OPINION | Will Critics of Article 370 Abrogation Take Responsibility for Violence Against 'Outsiders'?
Family members grieve the death of Satpal Nischal at their home in Srinagar on Friday, January 1. (Photo: News18)
On the last day of 2020, even as the nation prepared for New Year festivities, motorcycle-borne terrorists shot dead 65-year-old Satpal Nischal in Srinagar. He was a jeweller who had lived and worked there for more than forty years. What grudge did the terrorists have against him? He was a Punjabi, who had recently availed himself of a domicile certificate after the abrogation of Article 370.
He was an innocent human being. He was an Indian. He is no more. Who bears responsibility for this horrific crime? Well, the terrorists do, of course. But does it stop there? Over the last few years, sections of the intelligentsia have argued that crimes having a political angle should be seen in larger context. They have tried to blame not just the perpetrators of the crime, but the political leanings of large groups of citizens, society itself and even the nation. This is where the campaign about an 'intolerant' India comes from. I do not support this approach. However, the least we can ask is that those who take this approach should also apply it to themselves. Otherwise, it is not an intellectually honest position on their part.
In this case, the terrorists who claimed the killing stated explicitly that those who receive domicile certificates in J&K are "occupiers" and "RSS agents" and resolved to eliminate them. Will sections of commentators who have called India an "occupier" in Kashmir take responsibility? Will those who raised terrifying slogans such as "Hindutva ki kabar khudegi" take responsibility?
In the months since August 2019, we have seen certain groups trying to paint the abrogation of Article 370 as some kind of anti-democratic move. The reality is that Article 370 was an apartheid law. And these terrorists have laid bare the xenophobia at the heart of it.
What did Article 370 provide for? Its purpose was to keep "outsiders" away. If they came in, they could remain only in a permanently disenfranchised state. How can Indian citizens be outsiders in their own country? Incidentally, many of those who protested the abrogation of Article 370 were also opposed to the Citizenship Amendment Act. They argued that the Indian state should treat all asylum seekers from Pakistan, Bangladesh and Afghanistan equally, irrespective of their group identities. However, they did not appear to hold the same belief about all citizens of India. How does that work, exactly?
So who could be an "outsider" according to Article 370? Not just people like 65-year-old Satpal Nischal, who came to Kashmir as a young boy. Even the Gorkhas, whose families came to Kashmir in the mid-19th century, were considered outsiders. There are nearly one lakh Gorkhas in Kashmir today. Many of them have served in our armed forces, defending our country. But they were considered outsiders in their place of birth, all because they were Gorkhas. That's racism.
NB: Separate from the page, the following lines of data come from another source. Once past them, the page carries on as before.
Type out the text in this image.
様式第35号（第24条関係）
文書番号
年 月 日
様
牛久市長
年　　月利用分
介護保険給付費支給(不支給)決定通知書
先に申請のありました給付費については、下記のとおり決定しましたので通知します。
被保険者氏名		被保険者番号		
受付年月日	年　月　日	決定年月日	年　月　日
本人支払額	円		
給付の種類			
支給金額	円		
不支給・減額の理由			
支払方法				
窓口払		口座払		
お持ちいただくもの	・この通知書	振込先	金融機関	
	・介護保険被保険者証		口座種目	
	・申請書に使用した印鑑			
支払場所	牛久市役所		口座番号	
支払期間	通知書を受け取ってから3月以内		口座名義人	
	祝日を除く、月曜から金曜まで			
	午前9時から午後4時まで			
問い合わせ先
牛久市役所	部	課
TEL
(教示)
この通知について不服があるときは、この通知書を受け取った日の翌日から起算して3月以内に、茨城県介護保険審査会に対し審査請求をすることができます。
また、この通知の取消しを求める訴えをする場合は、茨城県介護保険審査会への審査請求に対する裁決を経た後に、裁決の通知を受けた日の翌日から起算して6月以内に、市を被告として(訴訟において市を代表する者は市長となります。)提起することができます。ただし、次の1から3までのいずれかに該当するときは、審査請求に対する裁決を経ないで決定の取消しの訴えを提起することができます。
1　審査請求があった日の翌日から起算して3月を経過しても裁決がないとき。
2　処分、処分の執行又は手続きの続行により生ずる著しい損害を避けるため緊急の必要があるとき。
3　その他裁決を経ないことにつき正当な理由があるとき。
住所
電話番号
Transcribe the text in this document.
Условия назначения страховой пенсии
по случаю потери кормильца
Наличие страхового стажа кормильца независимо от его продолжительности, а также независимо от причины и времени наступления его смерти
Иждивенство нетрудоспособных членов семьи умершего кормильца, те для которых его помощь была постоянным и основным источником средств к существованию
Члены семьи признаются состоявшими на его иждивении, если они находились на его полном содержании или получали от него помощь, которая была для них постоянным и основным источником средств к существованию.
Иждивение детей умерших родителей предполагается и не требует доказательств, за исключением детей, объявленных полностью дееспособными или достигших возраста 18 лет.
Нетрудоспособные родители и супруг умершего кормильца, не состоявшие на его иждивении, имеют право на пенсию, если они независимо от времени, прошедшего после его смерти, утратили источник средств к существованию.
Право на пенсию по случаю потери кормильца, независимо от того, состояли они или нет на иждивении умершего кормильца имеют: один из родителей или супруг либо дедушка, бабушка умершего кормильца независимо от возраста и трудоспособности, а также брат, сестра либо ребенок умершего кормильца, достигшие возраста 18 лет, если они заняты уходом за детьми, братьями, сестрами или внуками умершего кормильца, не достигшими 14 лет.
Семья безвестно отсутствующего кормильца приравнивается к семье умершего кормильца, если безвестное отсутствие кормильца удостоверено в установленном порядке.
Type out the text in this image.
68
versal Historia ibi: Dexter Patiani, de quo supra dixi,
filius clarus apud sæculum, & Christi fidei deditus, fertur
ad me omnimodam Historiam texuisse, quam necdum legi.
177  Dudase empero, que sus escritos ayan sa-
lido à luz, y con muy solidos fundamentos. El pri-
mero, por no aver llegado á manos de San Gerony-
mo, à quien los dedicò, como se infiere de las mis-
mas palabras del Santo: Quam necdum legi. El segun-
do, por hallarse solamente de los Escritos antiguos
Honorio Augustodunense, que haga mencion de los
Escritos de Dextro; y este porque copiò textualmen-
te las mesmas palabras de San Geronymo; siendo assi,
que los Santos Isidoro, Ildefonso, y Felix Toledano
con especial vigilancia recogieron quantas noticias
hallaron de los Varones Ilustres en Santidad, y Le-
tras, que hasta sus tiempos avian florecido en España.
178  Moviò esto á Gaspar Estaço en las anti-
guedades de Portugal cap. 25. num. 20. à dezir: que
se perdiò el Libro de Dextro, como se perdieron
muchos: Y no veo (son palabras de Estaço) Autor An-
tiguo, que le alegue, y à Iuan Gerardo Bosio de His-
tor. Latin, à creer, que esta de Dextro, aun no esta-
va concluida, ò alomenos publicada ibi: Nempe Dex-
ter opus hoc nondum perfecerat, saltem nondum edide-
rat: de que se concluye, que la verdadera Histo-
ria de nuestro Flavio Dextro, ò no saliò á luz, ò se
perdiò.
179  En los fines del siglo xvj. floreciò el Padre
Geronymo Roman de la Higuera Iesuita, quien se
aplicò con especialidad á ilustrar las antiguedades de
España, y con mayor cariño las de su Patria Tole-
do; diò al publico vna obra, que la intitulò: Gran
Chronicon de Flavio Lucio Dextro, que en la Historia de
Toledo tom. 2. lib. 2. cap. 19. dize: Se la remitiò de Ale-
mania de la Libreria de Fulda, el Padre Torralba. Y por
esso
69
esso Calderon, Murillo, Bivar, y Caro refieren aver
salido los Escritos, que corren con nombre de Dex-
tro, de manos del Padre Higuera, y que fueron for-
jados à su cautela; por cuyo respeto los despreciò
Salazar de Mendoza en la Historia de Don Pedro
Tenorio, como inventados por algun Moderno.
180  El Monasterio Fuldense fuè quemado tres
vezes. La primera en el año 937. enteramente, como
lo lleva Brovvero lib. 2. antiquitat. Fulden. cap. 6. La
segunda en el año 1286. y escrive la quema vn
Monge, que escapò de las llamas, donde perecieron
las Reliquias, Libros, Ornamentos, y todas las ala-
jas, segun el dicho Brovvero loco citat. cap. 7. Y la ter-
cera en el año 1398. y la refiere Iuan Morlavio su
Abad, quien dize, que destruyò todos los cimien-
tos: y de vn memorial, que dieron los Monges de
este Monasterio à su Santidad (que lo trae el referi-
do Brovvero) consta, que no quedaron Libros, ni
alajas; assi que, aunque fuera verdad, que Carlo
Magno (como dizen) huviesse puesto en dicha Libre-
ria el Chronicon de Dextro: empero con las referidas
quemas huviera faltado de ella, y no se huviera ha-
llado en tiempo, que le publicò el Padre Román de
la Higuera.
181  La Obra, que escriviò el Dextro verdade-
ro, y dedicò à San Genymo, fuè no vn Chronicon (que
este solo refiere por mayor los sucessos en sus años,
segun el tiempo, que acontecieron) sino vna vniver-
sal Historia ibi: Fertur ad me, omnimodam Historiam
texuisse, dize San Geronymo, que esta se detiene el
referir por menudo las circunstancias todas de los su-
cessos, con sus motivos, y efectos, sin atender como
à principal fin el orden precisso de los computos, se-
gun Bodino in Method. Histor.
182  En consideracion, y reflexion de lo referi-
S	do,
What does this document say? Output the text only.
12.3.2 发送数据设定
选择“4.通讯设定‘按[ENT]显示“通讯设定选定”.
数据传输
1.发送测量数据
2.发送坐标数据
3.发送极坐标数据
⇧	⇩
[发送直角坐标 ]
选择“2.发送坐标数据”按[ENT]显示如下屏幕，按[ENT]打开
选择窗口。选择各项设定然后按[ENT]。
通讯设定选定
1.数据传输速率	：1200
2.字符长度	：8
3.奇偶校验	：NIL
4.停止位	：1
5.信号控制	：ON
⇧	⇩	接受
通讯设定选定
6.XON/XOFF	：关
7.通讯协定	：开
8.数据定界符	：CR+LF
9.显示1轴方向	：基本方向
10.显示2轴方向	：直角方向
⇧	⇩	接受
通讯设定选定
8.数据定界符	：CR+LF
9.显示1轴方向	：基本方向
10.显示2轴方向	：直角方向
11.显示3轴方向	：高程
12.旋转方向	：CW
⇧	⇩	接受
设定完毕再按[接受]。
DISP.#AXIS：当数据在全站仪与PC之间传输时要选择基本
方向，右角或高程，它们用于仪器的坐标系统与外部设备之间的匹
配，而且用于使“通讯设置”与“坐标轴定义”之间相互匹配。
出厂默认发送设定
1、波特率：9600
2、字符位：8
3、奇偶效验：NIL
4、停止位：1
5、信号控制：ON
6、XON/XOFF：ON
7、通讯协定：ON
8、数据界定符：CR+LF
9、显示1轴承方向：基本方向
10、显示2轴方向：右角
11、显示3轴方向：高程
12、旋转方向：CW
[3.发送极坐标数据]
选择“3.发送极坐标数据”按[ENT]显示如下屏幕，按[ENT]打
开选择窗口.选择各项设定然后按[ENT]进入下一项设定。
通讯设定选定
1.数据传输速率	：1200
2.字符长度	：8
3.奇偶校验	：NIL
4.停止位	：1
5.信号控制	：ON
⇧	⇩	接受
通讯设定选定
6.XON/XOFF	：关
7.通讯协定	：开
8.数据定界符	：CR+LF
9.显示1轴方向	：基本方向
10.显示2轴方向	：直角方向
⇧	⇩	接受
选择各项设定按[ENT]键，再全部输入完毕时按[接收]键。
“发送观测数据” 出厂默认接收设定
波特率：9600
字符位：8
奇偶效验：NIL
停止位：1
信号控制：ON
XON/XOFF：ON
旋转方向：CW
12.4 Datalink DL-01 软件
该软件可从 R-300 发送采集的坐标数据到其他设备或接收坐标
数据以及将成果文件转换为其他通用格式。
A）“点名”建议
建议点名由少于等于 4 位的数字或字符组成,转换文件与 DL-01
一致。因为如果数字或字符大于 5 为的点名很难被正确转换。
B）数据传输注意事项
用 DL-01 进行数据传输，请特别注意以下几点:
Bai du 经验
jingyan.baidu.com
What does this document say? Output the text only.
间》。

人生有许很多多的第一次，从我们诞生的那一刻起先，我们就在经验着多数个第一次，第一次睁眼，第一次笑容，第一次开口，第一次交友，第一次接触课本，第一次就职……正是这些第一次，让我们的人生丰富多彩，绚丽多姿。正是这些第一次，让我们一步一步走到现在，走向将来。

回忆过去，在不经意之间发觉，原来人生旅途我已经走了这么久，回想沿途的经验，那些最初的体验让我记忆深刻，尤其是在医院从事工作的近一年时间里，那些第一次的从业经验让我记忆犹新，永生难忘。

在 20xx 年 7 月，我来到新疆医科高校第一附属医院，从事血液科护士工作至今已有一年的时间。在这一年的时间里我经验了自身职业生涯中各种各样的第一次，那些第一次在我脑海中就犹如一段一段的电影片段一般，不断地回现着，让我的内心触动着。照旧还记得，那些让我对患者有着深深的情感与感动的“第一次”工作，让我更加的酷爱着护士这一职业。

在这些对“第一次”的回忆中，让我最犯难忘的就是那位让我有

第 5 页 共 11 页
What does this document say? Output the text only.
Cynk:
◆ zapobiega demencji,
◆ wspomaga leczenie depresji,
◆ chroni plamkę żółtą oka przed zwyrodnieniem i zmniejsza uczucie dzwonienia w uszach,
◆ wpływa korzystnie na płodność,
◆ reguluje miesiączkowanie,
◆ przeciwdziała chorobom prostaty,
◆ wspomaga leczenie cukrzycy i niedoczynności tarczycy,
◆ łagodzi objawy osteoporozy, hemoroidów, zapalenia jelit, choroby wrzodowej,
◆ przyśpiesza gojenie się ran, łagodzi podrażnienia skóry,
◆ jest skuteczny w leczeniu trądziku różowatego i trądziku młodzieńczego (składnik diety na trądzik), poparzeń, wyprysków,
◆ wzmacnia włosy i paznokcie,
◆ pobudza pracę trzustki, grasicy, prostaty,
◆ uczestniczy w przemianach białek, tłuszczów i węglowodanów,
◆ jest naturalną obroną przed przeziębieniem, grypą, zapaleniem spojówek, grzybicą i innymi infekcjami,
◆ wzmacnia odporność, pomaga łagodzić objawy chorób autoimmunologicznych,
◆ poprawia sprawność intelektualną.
Members of the Valmiki community, who were invited to Kashmir during a municipal workers strike in 1957, were also considered outsiders. Not just them, but also their children and grandchildren. Even if they had a PhD, they were not allowed to have any job other than that of safai karmachari. This is indentured servitude. You can't make an excuse for this.
It is relatively well known that Article 370 also enabled the state government to legally discriminate against women. Additionally, the 2018 Supreme Court judgment legalising homosexuality did not apply to Jammu and Kashmir. How does all of this square with the supposed liberalism of those who opposed the abrogation of Article 370?
In both letter and spirit, Article 370 was more similar to old Jim Crow laws in the American south, which provided for segregation between white and black citizens. Ideally, those criticizing the abrogation should belong to the same quarter of history as racist crowds that opposed desegregation in America in the 1950s and 1960s. Instead, in a supreme irony, these critics have been able to claim for themselves the mantle of liberalism.
In the 1860s, the US government tried to abolish slavery. The states which insisted on keeping slavery revolted and civil war followed. A hundred years later, the US government tried to abolish racial segregation between white and black citizens in certain states. Again, the rallying cry of the opposition was "states' rights." In 2019 and 2020, the critics of Article 370 abrogation raise an eerily similar slogan. They argue that state governments which insist on discriminatory laws should be allowed to keep them.
In chilling fashion, the terrorists in Srinagar have shown what happens when hatred against "outsiders" is given a free run. It is time for the critics of the abrogation of Article 370 to consider and repent.
The writer is a mathematician, columnist and author. Views expressed are personal.